Financial advisors with experience in the fee-based area have an explanation: the down market is hindering many advisors who want to make the transition. "If you’re an existing commissionable broker, it’s a tough challenge to transition," says Mark Balasa, president of Balasa Dinverno Foltz & Hoffman, an independent fee-only wealth management firm in Schaumberg, Ill.

He notes that if commissions are suffering, advisors have less money to help them through the inevitable dip in compensation that accompanies most transitions to fee-based services. Cerulli estimates that advisors making the transition take "about a 75 percent haircut on year-one compensation." (This finding is based on a hypothetical model comparing fee-based and commission-based compensation packages.) "In a down market, it can take seven years to get predominantly fee-based," says Dennis Gallant, a director at Cerulli.
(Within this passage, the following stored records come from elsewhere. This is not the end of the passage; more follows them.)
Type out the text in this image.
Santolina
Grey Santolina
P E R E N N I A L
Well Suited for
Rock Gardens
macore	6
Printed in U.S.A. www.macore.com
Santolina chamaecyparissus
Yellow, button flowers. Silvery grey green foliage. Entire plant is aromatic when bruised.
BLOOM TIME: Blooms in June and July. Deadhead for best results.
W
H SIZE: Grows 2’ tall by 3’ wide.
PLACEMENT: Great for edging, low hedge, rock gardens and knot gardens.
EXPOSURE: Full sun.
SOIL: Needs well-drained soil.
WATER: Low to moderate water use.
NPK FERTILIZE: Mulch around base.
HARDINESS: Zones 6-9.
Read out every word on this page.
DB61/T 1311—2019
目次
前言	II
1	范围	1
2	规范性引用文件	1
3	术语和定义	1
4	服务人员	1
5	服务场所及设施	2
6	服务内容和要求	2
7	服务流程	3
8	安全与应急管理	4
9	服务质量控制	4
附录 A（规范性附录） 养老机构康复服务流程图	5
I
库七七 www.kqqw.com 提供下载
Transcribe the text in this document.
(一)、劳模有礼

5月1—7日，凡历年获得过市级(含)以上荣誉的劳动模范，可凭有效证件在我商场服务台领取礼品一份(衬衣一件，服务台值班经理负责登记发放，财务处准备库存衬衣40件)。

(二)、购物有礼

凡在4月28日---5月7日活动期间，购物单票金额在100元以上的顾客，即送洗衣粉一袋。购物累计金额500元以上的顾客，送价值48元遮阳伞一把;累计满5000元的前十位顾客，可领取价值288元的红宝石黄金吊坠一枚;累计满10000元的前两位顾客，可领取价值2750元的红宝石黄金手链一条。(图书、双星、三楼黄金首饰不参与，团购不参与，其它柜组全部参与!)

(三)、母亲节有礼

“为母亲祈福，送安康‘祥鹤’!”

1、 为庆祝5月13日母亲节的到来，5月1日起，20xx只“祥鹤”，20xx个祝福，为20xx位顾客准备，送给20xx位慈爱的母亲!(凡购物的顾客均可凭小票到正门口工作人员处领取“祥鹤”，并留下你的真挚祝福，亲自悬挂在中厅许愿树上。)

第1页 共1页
Determining how much of the industry has embraced the fee-based model is not an easy matter, Gallant says. Firms hesitate to offer specifics about their transitions, instead focusing on how much of their revenue is recurring, which includes mutual fund wrap programs and sales of "C" shares, which have trailing commissions but yet may not necessarily qualify as an asset-based revenue model for the individual broker. "We think [fee-based] penetration is overrated and overestimated at this point," he says.

According to the Cerulli report, what growth has occurred thus far is attributable to the efforts of "self-motivated advisors embracing the concept," rather than to the firms themselves.

Some view the fee-based model as a threat to brokers. Gerry Burchard of Round Hill Securities in Alamo, Calif., believes that the management control brokers cede in a fee-based model undermines the broker/client relationship. "You’ve made yourself less important in the equation," says Burchard. "If you leave the firm someday, why are your clients going to want to leave with you?" Despite this, 80 percent of brokers responding to a Cerulli survey indicated they planned to increase their fee-based revenues over the next twelve months.

Evidence suggests that brokers who make it through the initial phases are rewarded down the line. According to Cerulli, advisors who have converted 40 percent of their book to fee-based business (typically over a period of 3 to 5 years) generally double that level of fee-based business in the following year.